When PyTorch is not installed, SGN-TS will fall back to NumPy implementations for all operations. The following components benefit from PyTorch when available:

  • TorchBackend array operations
  • Converter transform for converting between NumPy and PyTorch arrays
  • Resampler transform for efficient resampling operations

More SGN-TS-specific documentation coming soon.

Developer's guide

Before reading this guide you should carefully read and understand the SGN developers guide.

The core motivation with SGN TS (sgnts) is to build Time Series (TS) handling into SGN. This is appropriate for e.g., signal processing applications. Of course nothing is stopping you from doing any of these things with just SGN, but you will likely have to deal with some of the conceptual and technical hurdles that this library solves. That being said, there are many limitations of sgnts and you should understand those carefully in the context of your project. We are open to making changes that reach a wider audience, so please let us know your thoughts.

New concepts over SGN:

  • Data are now rigidly defined to be uniformly sampled time series.
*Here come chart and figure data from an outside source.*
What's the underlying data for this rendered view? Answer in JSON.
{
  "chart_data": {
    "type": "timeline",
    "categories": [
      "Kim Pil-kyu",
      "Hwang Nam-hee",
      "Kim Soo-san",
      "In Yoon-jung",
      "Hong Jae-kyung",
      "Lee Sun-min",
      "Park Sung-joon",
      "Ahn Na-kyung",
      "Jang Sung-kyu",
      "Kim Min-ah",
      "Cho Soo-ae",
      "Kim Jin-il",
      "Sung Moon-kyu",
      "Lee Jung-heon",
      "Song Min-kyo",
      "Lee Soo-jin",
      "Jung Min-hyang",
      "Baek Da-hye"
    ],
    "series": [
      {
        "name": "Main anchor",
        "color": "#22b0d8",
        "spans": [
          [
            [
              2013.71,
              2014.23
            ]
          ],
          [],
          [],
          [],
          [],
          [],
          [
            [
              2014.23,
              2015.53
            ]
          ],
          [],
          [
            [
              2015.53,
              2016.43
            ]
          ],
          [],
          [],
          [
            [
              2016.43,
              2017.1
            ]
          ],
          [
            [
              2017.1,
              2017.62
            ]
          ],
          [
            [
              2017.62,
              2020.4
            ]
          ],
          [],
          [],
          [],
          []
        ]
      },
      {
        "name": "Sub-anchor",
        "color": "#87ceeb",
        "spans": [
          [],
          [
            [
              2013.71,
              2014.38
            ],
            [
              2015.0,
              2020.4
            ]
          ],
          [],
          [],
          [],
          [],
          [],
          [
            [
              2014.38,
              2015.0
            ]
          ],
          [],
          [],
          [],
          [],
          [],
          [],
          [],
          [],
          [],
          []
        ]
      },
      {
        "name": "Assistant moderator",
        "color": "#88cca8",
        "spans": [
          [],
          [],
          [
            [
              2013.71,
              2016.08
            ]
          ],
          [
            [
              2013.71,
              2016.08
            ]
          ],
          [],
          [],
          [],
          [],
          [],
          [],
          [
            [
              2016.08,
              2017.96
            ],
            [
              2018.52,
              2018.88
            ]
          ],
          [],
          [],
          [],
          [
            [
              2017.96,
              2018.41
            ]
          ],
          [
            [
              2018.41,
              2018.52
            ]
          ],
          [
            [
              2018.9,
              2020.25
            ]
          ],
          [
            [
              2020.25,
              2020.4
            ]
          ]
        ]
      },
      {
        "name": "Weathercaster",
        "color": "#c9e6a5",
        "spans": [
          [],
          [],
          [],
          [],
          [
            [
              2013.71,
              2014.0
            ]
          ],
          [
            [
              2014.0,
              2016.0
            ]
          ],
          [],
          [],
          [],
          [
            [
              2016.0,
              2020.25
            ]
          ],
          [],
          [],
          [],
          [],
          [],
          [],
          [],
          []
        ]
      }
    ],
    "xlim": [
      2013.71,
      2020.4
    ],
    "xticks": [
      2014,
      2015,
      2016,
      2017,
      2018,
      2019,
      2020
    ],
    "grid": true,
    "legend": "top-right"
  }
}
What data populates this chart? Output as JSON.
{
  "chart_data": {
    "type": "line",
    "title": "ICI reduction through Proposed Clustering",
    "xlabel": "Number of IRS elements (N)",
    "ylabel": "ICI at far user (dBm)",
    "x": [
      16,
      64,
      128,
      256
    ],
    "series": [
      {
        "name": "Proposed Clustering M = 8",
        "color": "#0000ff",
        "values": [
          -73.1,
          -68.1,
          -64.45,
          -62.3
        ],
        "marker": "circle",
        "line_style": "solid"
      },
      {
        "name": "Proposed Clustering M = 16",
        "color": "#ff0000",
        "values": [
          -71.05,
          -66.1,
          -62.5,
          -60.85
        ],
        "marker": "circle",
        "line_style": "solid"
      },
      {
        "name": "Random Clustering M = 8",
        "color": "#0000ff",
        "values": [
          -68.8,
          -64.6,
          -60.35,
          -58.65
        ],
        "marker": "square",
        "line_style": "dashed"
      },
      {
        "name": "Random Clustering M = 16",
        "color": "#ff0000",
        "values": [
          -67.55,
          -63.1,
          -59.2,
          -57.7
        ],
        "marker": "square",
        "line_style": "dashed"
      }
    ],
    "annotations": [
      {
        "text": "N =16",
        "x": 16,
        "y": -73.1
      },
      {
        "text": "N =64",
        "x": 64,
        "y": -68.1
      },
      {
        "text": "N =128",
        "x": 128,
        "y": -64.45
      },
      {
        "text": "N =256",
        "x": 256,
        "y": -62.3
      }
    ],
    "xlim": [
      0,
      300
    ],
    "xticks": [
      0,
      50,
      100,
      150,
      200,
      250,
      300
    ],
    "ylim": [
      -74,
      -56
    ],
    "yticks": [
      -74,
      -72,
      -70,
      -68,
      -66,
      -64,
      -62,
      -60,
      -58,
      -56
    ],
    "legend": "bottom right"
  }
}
There is an expectation that elements will deal with data in a synchronous way.
  • Synchronization means that the continuity equation must be satisfied. Data cannot be produced at a higher rate in one source element than another, otherwise synchronous operations will be impossible without data "piling up" somewhere.
  • Time stamp bookeeping accuracy is important. The library aims to keep single sample point timing accuracies even for applications that are designed to run uninterupped for years. This requires a bit of rigidity in bookeeping, but we try to hide as much as possible from the causual developer and user.

Buffers and Frames

The most important new class in sgnts is the TSFrame which holds a list of SeriesBuffers

Here we can get some familiarity with both of these objects and along the way, other classes and concepts relevant for sgnts.

>>> import numpy
>>> from sgnts.base.buffer import SeriesBuffer
>>> buf = SeriesBuffer(offset=0, sample_rate=2048, data=numpy.random.randn(2048))
>>> print (buf)
SeriesBuffer(offset=0, offset_end=16384, shape=(2048,), sample_rate=2048, duration=1000000000, data=[0.56649291 ... 1.39569688])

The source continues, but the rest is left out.